Question

I'm having a problem with soaplib. I've the following function provided by a web service :

@soap(Integer, Integer, _returns=Integer)
def test(self, n1, n2):
    return n1 + n2

The corresponding declaration for the datatypes in the generated WSDL file is

<xs:complexType name="test">
  <xs:sequence>
    <xs:element name="n1" type="xs:integer" minOccurs="0" nillable="true"/>
    <xs:element name="n2" type="xs:integer" minOccurs="0" nillable="true"/>   
  </xs:sequence> 
</xs:complexType> 
<xs:complexType> name="testResponse">   
  <xs:sequence>
    <xs:element name="testResult" type="xs:integer" minOccurs="0" nillable="true"/>     
  </xs:sequence> 
</xs:complexType>

When I use some IDE (Visual Studio, PowerBuilder) to generate code from that WSDL file, whatever the IDE, it generates two classes for test and for testResponse, whose attributes are Strings.
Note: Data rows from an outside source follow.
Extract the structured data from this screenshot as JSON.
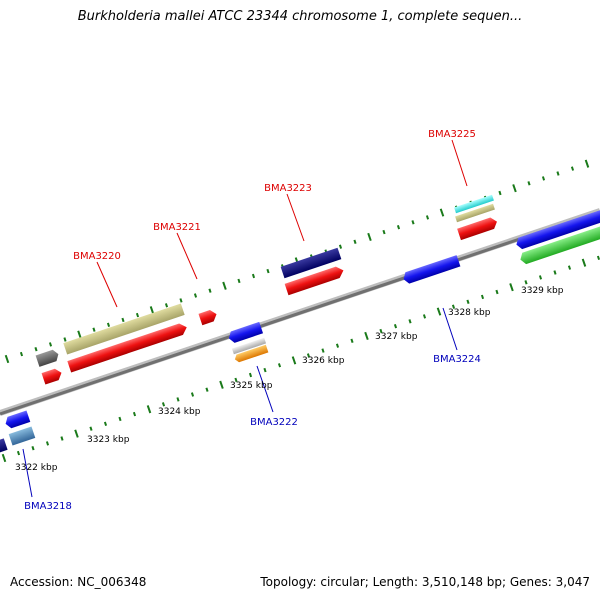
{
  "title": "Burkholderia mallei ATCC 23344 chromosome 1, complete sequen...",
  "footer": {
    "accession": "Accession: NC_006348",
    "summary": "Topology: circular; Length: 3,510,148 bp; Genes: 3,047"
  },
  "scale_labels": [
    "3322 kbp",
    "3323 kbp",
    "3324 kbp",
    "3325 kbp",
    "3326 kbp",
    "3327 kbp",
    "3328 kbp",
    "3329 kbp"
  ],
  "gene_labels": [
    {
      "name": "BMA3220",
      "strand": "top",
      "color": "#dd0000"
    },
    {
      "name": "BMA3221",
      "strand": "top",
      "color": "#dd0000"
    },
    {
      "name": "BMA3223",
      "strand": "top",
      "color": "#dd0000"
    },
    {
      "name": "BMA3225",
      "strand": "top",
      "color": "#dd0000"
    },
    {
      "name": "BMA3218",
      "strand": "bottom",
      "color": "#0000bb"
    },
    {
      "name": "BMA3222",
      "strand": "bottom",
      "color": "#0000bb"
    },
    {
      "name": "BMA3224",
      "strand": "bottom",
      "color": "#0000bb"
    }
  ],
  "colors": {
    "backbone": "#8a8a8a",
    "tick": "#1a7a1a",
    "forward_gene": "#ee1111",
    "reverse_gene": "#1515ee"
  }
}
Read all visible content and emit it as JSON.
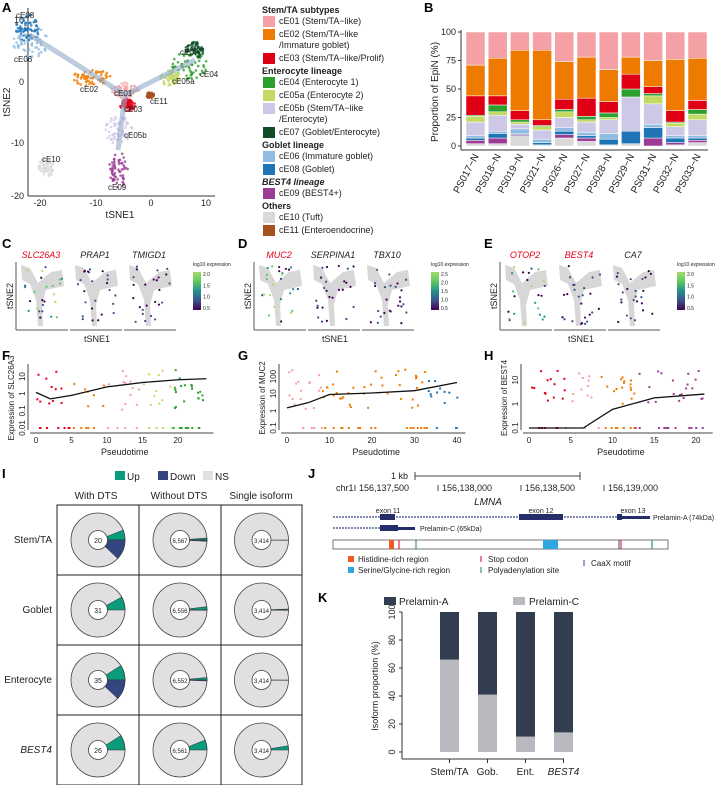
{
  "panels": {
    "A": "A",
    "B": "B",
    "C": "C",
    "D": "D",
    "E": "E",
    "F": "F",
    "G": "G",
    "H": "H",
    "I": "I",
    "J": "J",
    "K": "K"
  },
  "colors": {
    "cE01": "#f4a0a4",
    "cE02": "#ee7a00",
    "cE03": "#e00016",
    "cE04": "#2ca02c",
    "cE05a": "#c2d964",
    "cE05b": "#cdc8e6",
    "cE07": "#0e4d27",
    "cE06": "#91bbe0",
    "cE08": "#1f74b6",
    "cE09": "#9b3d95",
    "cE10": "#d9d9d9",
    "cE11": "#a6521d",
    "up": "#0a9a7c",
    "down": "#34467f",
    "ns": "#e1dfe1",
    "prelaminA": "#333d50",
    "prelaminC": "#b8bac0"
  },
  "panelA": {
    "xlabel": "tSNE1",
    "ylabel": "tSNE2",
    "xticks": [
      "-20",
      "-10",
      "0",
      "10"
    ],
    "yticks": [
      "10",
      "0",
      "-10",
      "-20"
    ],
    "cluster_labels": [
      "cE08",
      "cE06",
      "cE02",
      "cE01",
      "cE03",
      "cE05b",
      "cE07",
      "cE04",
      "cE05a",
      "cE11",
      "cE10",
      "cE09"
    ]
  },
  "legend": {
    "groups": [
      {
        "title": "Stem/TA subtypes",
        "italic_title": false,
        "items": [
          {
            "id": "cE01",
            "lines": [
              "cE01 (Stem/TA−like)"
            ]
          },
          {
            "id": "cE02",
            "lines": [
              "cE02 (Stem/TA−like",
              "/Immature goblet)"
            ]
          },
          {
            "id": "cE03",
            "lines": [
              "cE03 (Stem/TA−like/Prolif)"
            ]
          }
        ]
      },
      {
        "title": "Enterocyte lineage",
        "items": [
          {
            "id": "cE04",
            "lines": [
              "cE04 (Enterocyte 1)"
            ]
          },
          {
            "id": "cE05a",
            "lines": [
              "cE05a (Enterocyte 2)"
            ]
          },
          {
            "id": "cE05b",
            "lines": [
              "cE05b (Stem/TA−like",
              "/Enterocyte)"
            ]
          },
          {
            "id": "cE07",
            "lines": [
              "cE07 (Goblet/Enterocyte)"
            ]
          }
        ]
      },
      {
        "title": "Goblet lineage",
        "items": [
          {
            "id": "cE06",
            "lines": [
              "cE06 (Immature goblet)"
            ]
          },
          {
            "id": "cE08",
            "lines": [
              "cE08 (Goblet)"
            ]
          }
        ]
      },
      {
        "title": "BEST4 lineage",
        "items": [
          {
            "id": "cE09",
            "lines": [
              "cE09 (BEST4+)"
            ]
          }
        ]
      },
      {
        "title": "Others",
        "items": [
          {
            "id": "cE10",
            "lines": [
              "cE10 (Tuft)"
            ]
          },
          {
            "id": "cE11",
            "lines": [
              "cE11 (Enteroendocrine)"
            ]
          }
        ]
      }
    ]
  },
  "featurePlots": {
    "C": {
      "genes": [
        "SLC26A3",
        "PRAP1",
        "TMIGD1"
      ],
      "highlight": [
        true,
        false,
        false
      ],
      "cbar": [
        "2.0",
        "1.5",
        "1.0",
        "0.5"
      ]
    },
    "D": {
      "genes": [
        "MUC2",
        "SERPINA1",
        "TBX10"
      ],
      "highlight": [
        true,
        false,
        false
      ],
      "cbar": [
        "2.5",
        "2.0",
        "1.5",
        "1.0",
        "0.5"
      ]
    },
    "E": {
      "genes": [
        "OTOP2",
        "BEST4",
        "CA7"
      ],
      "highlight": [
        true,
        true,
        false
      ],
      "cbar": [
        "2.0",
        "1.5",
        "1.0",
        "0.5"
      ]
    },
    "cbar_title": "log10 expression",
    "xlabel": "tSNE1",
    "ylabel": "tSNE2"
  },
  "gridI": {
    "legend": [
      "Up",
      "Down",
      "NS"
    ],
    "columns": [
      "With DTS",
      "Without DTS",
      "Single isoform"
    ],
    "rows": [
      "Stem/TA",
      "Goblet",
      "Enterocyte",
      "BEST4"
    ]
  },
  "panelJ": {
    "scale_label": "1 kb",
    "chrom": "chr1",
    "coords": [
      "156,137,500",
      "156,138,000",
      "156,138,500",
      "156,139,000"
    ],
    "gene": "LMNA",
    "exons": [
      "exon 11",
      "exon 12",
      "exon 13"
    ],
    "isoforms": [
      "Prelamin-A (74kDa)",
      "Prelamin-C (65kDa)"
    ],
    "features": [
      "Histidine-rich region",
      "Serine/Glycine-rich region",
      "Stop codon",
      "Polyadenylation site",
      "CaaX motif"
    ]
  },
  "chart_data": [
    {
      "id": "B",
      "type": "bar",
      "stacked": true,
      "ylabel": "Proportion of EpiN (%)",
      "ylim": [
        0,
        100
      ],
      "yticks": [
        "0",
        "25",
        "50",
        "75",
        "100"
      ],
      "categories": [
        "PS017−N",
        "PS018−N",
        "PS019−N",
        "PS021−N",
        "PS026−N",
        "PS027−N",
        "PS028−N",
        "PS029−N",
        "PS031−N",
        "PS032−N",
        "PS033−N"
      ],
      "series": [
        {
          "name": "cE10",
          "values": [
            2,
            2,
            9,
            1,
            7,
            4,
            1,
            2,
            0,
            1,
            3
          ]
        },
        {
          "name": "cE09",
          "values": [
            3,
            5,
            1,
            0,
            3,
            3,
            0,
            0,
            7,
            2,
            2
          ]
        },
        {
          "name": "cE08",
          "values": [
            2,
            4,
            1,
            2,
            3,
            2,
            5,
            11,
            9,
            4,
            2
          ]
        },
        {
          "name": "cE06",
          "values": [
            2,
            2,
            4,
            3,
            3,
            3,
            5,
            0,
            3,
            2,
            2
          ]
        },
        {
          "name": "cE05b",
          "values": [
            12,
            14,
            4,
            8,
            9,
            9,
            12,
            30,
            18,
            8,
            14
          ]
        },
        {
          "name": "cE05a",
          "values": [
            5,
            3,
            2,
            3,
            5,
            2,
            2,
            0,
            7,
            3,
            5
          ]
        },
        {
          "name": "cE04",
          "values": [
            1,
            6,
            2,
            1,
            2,
            3,
            4,
            7,
            2,
            1,
            4
          ]
        },
        {
          "name": "cE03",
          "values": [
            17,
            8,
            8,
            5,
            9,
            16,
            10,
            13,
            6,
            10,
            8
          ]
        },
        {
          "name": "cE02",
          "values": [
            27,
            33,
            53,
            61,
            33,
            36,
            28,
            15,
            23,
            45,
            37
          ]
        },
        {
          "name": "cE01",
          "values": [
            29,
            23,
            16,
            16,
            26,
            22,
            33,
            22,
            25,
            24,
            23
          ]
        }
      ]
    },
    {
      "id": "F",
      "type": "scatter",
      "xlabel": "Pseudotime",
      "ylabel": "Expression of SLC26A3",
      "xticks": [
        "0",
        "5",
        "10",
        "15",
        "20"
      ],
      "yticks": [
        "0.01",
        "0.1",
        "1",
        "10"
      ],
      "xlim": [
        -1,
        25
      ],
      "trend": {
        "x": [
          0,
          2,
          5,
          10,
          15,
          20,
          24
        ],
        "y": [
          1.2,
          0.5,
          0.8,
          2.5,
          4.5,
          6.5,
          7.5
        ]
      }
    },
    {
      "id": "G",
      "type": "scatter",
      "xlabel": "Pseudotime",
      "ylabel": "Expression of MUC2",
      "xticks": [
        "0",
        "10",
        "20",
        "30",
        "40"
      ],
      "yticks": [
        "0.1",
        "1",
        "10",
        "100"
      ],
      "xlim": [
        -2,
        42
      ],
      "trend": {
        "x": [
          0,
          5,
          10,
          20,
          30,
          40
        ],
        "y": [
          1.5,
          3,
          9,
          11,
          15,
          45
        ]
      }
    },
    {
      "id": "H",
      "type": "scatter",
      "xlabel": "Pseudotime",
      "ylabel": "Expression of BEST4",
      "xticks": [
        "0",
        "5",
        "10",
        "15",
        "20"
      ],
      "yticks": [
        "0.1",
        "1",
        "10"
      ],
      "xlim": [
        -1,
        22
      ],
      "trend": {
        "x": [
          0,
          6.5,
          10,
          15,
          21
        ],
        "y": [
          0.1,
          0.1,
          0.6,
          1.8,
          2.6
        ]
      }
    },
    {
      "id": "I",
      "type": "pie",
      "cells": [
        {
          "row": "Stem/TA",
          "col": "With DTS",
          "n": "20",
          "up": 0.06,
          "down": 0.12
        },
        {
          "row": "Stem/TA",
          "col": "Without DTS",
          "n": "6,567",
          "up": 0.012,
          "down": 0.008
        },
        {
          "row": "Stem/TA",
          "col": "Single isoform",
          "n": "3,414",
          "up": 0.0,
          "down": 0.002
        },
        {
          "row": "Goblet",
          "col": "With DTS",
          "n": "31",
          "up": 0.08,
          "down": 0.0
        },
        {
          "row": "Goblet",
          "col": "Without DTS",
          "n": "6,556",
          "up": 0.02,
          "down": 0.002
        },
        {
          "row": "Goblet",
          "col": "Single isoform",
          "n": "3,414",
          "up": 0.006,
          "down": 0.002
        },
        {
          "row": "Enterocyte",
          "col": "With DTS",
          "n": "35",
          "up": 0.09,
          "down": 0.12
        },
        {
          "row": "Enterocyte",
          "col": "Without DTS",
          "n": "6,552",
          "up": 0.015,
          "down": 0.006
        },
        {
          "row": "Enterocyte",
          "col": "Single isoform",
          "n": "3,414",
          "up": 0.0,
          "down": 0.002
        },
        {
          "row": "BEST4",
          "col": "With DTS",
          "n": "26",
          "up": 0.09,
          "down": 0.0
        },
        {
          "row": "BEST4",
          "col": "Without DTS",
          "n": "6,561",
          "up": 0.06,
          "down": 0.0
        },
        {
          "row": "BEST4",
          "col": "Single isoform",
          "n": "3,414",
          "up": 0.025,
          "down": 0.0
        }
      ]
    },
    {
      "id": "K",
      "type": "bar",
      "stacked": true,
      "ylabel": "Isoform proportion (%)",
      "ylim": [
        0,
        100
      ],
      "yticks": [
        "0",
        "20",
        "40",
        "60",
        "80",
        "100"
      ],
      "categories": [
        "Stem/TA",
        "Gob.",
        "Ent.",
        "BEST4"
      ],
      "series": [
        {
          "name": "Prelamin-C",
          "values": [
            66,
            41,
            11,
            14
          ]
        },
        {
          "name": "Prelamin-A",
          "values": [
            34,
            59,
            89,
            86
          ]
        }
      ]
    }
  ]
}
Does anyone know if I can tweak my Python declaration so that I avoid complexType and obtain real Integer datatype on my client side?

Was it helpful?

Solution

Fought with the same thing, but couldn't move away from soaplib.

So, I monkeypatch it this way:

from soaplib.serializers.primitive import Integer

class BetterInteger(Integer):
   __type_name__ = "int"

Integer = BetterInteger

And then move on with life.

However, the XSD spec defines both 'integer': "Represents a signed integer. Values may begin with an optional "+" or "-" sign. Derived from the decimal datatype." and 'int' "Represents a 32-bit signed integer in the range [-2,147,483,648, 2,147,483,647]. Derived from the long datatype."
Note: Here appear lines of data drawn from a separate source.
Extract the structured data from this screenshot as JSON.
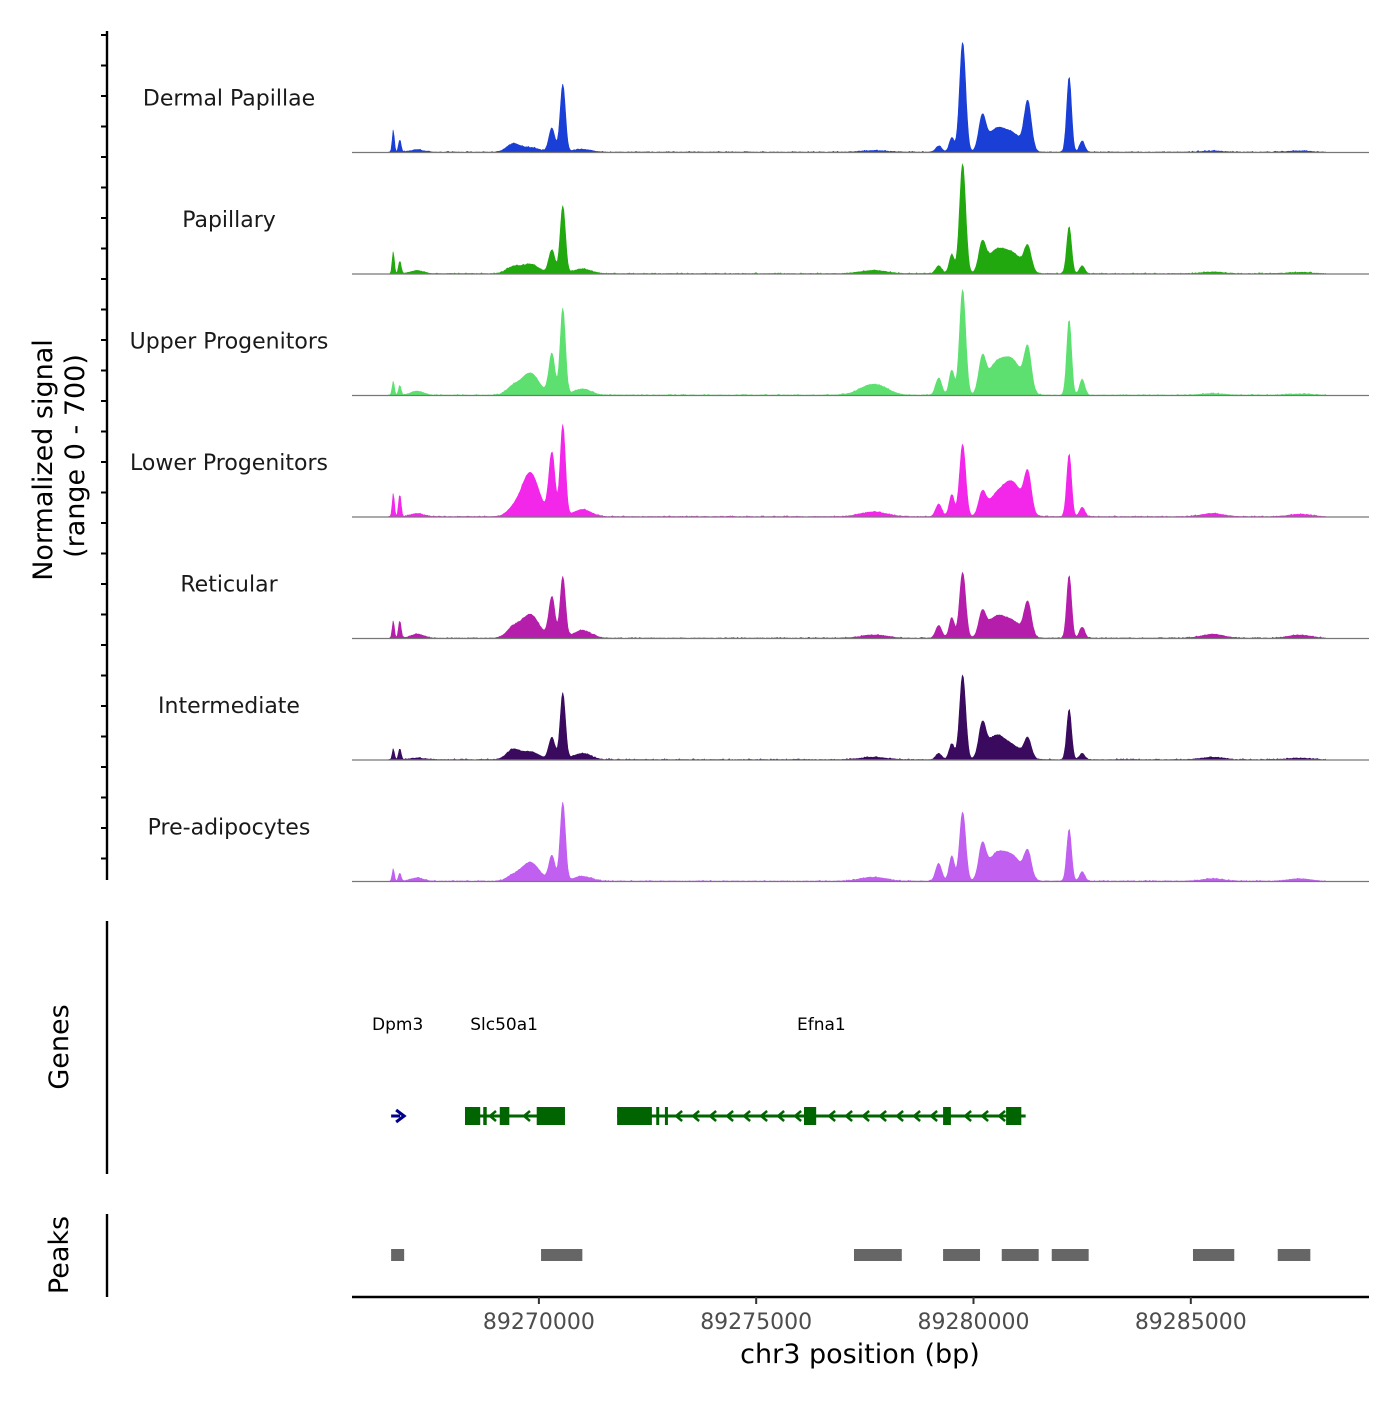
{
  "chart_data": {
    "type": "area",
    "y_axis_label": "Normalized signal",
    "y_axis_range_label": "(range 0 - 700)",
    "ylim": [
      0,
      700
    ],
    "xlabel": "chr3 position (bp)",
    "xlim": [
      89265700,
      89289100
    ],
    "x_ticks": [
      89270000,
      89275000,
      89280000,
      89285000
    ],
    "x_tick_labels": [
      "89270000",
      "89275000",
      "89280000",
      "89285000"
    ],
    "peak_template": {
      "positions": [
        89266650,
        89266800,
        89267200,
        89269400,
        89269800,
        89270300,
        89270550,
        89271000,
        89277700,
        89279200,
        89279500,
        89279750,
        89280200,
        89280500,
        89280900,
        89281250,
        89282200,
        89282500,
        89285500,
        89287500
      ],
      "widths": [
        25,
        30,
        150,
        150,
        200,
        70,
        60,
        200,
        300,
        70,
        60,
        70,
        80,
        200,
        220,
        80,
        55,
        60,
        250,
        250
      ]
    },
    "series": [
      {
        "name": "Dermal Papillae",
        "color": "#1a3fd6",
        "peak_heights": [
          140,
          80,
          15,
          50,
          30,
          150,
          430,
          18,
          10,
          40,
          90,
          700,
          200,
          130,
          110,
          300,
          480,
          70,
          8,
          8
        ]
      },
      {
        "name": "Papillary",
        "color": "#22a80f",
        "peak_heights": [
          140,
          80,
          20,
          40,
          60,
          150,
          430,
          30,
          20,
          50,
          120,
          700,
          170,
          130,
          120,
          150,
          300,
          50,
          10,
          8
        ]
      },
      {
        "name": "Upper Progenitors",
        "color": "#5de070",
        "peak_heights": [
          90,
          60,
          25,
          50,
          140,
          260,
          550,
          40,
          70,
          110,
          160,
          670,
          200,
          170,
          210,
          260,
          480,
          100,
          10,
          8
        ]
      },
      {
        "name": "Lower Progenitors",
        "color": "#f227ea",
        "peak_heights": [
          150,
          140,
          20,
          40,
          280,
          400,
          580,
          45,
          30,
          80,
          140,
          460,
          130,
          110,
          210,
          240,
          400,
          60,
          20,
          15
        ]
      },
      {
        "name": "Reticular",
        "color": "#b51eaa",
        "peak_heights": [
          110,
          110,
          25,
          60,
          150,
          260,
          390,
          50,
          20,
          80,
          130,
          420,
          140,
          120,
          100,
          210,
          400,
          70,
          25,
          20
        ]
      },
      {
        "name": "Intermediate",
        "color": "#3a0a5e",
        "peak_heights": [
          70,
          70,
          10,
          60,
          50,
          140,
          420,
          40,
          15,
          40,
          100,
          540,
          200,
          140,
          80,
          120,
          320,
          40,
          15,
          10
        ]
      },
      {
        "name": "Pre-adipocytes",
        "color": "#c05ff0",
        "peak_heights": [
          80,
          50,
          20,
          30,
          120,
          160,
          500,
          30,
          25,
          110,
          160,
          440,
          200,
          150,
          150,
          160,
          330,
          60,
          15,
          15
        ]
      }
    ],
    "genes": {
      "label": "Genes",
      "items": [
        {
          "name": "Dpm3",
          "strand": "+",
          "start": 89266600,
          "end": 89266900,
          "color": "#00008b",
          "exons": []
        },
        {
          "name": "Slc50a1",
          "strand": "-",
          "start": 89267800,
          "end": 89270600,
          "color": "#006400",
          "exons": [
            [
              89268300,
              89268650
            ],
            [
              89268720,
              89268800
            ],
            [
              89269100,
              89269320
            ],
            [
              89269950,
              89270600
            ]
          ]
        },
        {
          "name": "Efna1",
          "strand": "-",
          "start": 89271800,
          "end": 89281200,
          "color": "#006400",
          "exons": [
            [
              89271800,
              89272600
            ],
            [
              89272700,
              89272750
            ],
            [
              89272900,
              89272950
            ],
            [
              89276100,
              89276380
            ],
            [
              89279300,
              89279480
            ],
            [
              89280750,
              89281100
            ]
          ]
        }
      ]
    },
    "peaks": {
      "label": "Peaks",
      "color": "#666666",
      "regions": [
        [
          89266600,
          89266900
        ],
        [
          89270050,
          89271000
        ],
        [
          89277250,
          89278350
        ],
        [
          89279300,
          89280150
        ],
        [
          89280650,
          89281500
        ],
        [
          89281800,
          89282650
        ],
        [
          89285050,
          89286000
        ],
        [
          89287000,
          89287750
        ]
      ]
    }
  }
}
So, the better solution is:

from soaplib.serializers.primitive import Integer

class Int32(Integer):
   __type_name__ = "int"

And use your new 'Int32' class to type your input parameters.

[soaplib 1.0.0]

OTHER TIPS

I checked your code but i get same output. I am using suds to parse the values.

In [3]: from suds import client

In [4]: cl = client.Client('http://localhost:8080/?wsdl')
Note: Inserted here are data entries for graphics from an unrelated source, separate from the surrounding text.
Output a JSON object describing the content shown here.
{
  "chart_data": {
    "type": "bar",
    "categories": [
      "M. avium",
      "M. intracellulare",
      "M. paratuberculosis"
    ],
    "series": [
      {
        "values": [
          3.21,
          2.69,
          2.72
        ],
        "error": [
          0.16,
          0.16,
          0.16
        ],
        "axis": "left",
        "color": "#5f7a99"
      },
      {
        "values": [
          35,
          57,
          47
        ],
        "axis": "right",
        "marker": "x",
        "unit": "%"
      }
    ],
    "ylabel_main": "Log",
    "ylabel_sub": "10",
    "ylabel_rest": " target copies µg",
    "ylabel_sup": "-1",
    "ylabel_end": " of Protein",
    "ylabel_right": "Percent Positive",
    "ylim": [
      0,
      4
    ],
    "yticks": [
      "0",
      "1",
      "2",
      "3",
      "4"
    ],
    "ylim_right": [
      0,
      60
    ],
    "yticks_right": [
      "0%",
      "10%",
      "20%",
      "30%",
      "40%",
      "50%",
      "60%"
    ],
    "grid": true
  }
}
In [5]: cl.service.test(10,2)
Out[5]: 12

But when i check the type of that value.

In [6]: type(cl.service.test(10,2))
Out[6]: <class 'suds.sax.text.Text'>

So SOAPLIB will be return string but from type of that data you can convert it.

I check the response by writing this

@soap(_returns=Integer)
    def test(self):
        return 12

So i get in SOA Client Plugin of Firefox response as

<?xml version='1.0' encoding='utf-8'?>
<senv:Envelope 
      xmlns:wsa="http://schemas.xmlsoap.org/ws/2003/03/addressing" 
      xmlns:plink="http://schemas.xmlsoap.org/ws/2003/05/partner-link/" 
      xmlns:xop="http://www.w3.org/2004/08/xop/include"                
      xmlns:senc="http://schemas.xmlsoap.org/soap/encoding/" 
      xmlns:s12env="http://www.w3.org/2003/05/soap-envelope/"  
      xmlns:s12enc="http://www.w3.org/2003/05/soap-encoding/"  
      xmlns:xs="http://www.w3.org/2001/XMLSchema"    
      xmlns:wsdl="http://schemas.xmlsoap.org/wsdl/" 
      xmlns:xsi="http://www.w3.org/2001/XMLSchema-instance"  
      xmlns:senv="http://schemas.xmlsoap.org/soap/envelope/"  
      xmlns:soap="http://schemas.xmlsoap.org/wsdl/soap/"> 

      <senv:Body>
           <tns:testResponse>
               <tns:testResult>
                   12
               </tns:testResult>
           </tns:testResponse>
     </senv:Body>
</senv:Envelope>

From XML you cant get raw integer data.

OK, not all datatypes of XSD are defined in soaplib. Integer is defined in soaplib and is seen in the WSDL file as an integer, which the .NET framework (used by PowerBuilder) failed to understand. Int is OK for .NET/PowerBuilder but soaplib isn't defined in soaplib.

Thus, I moved from soaplib to rpclib. Those libs are very close (one is a fork of the other).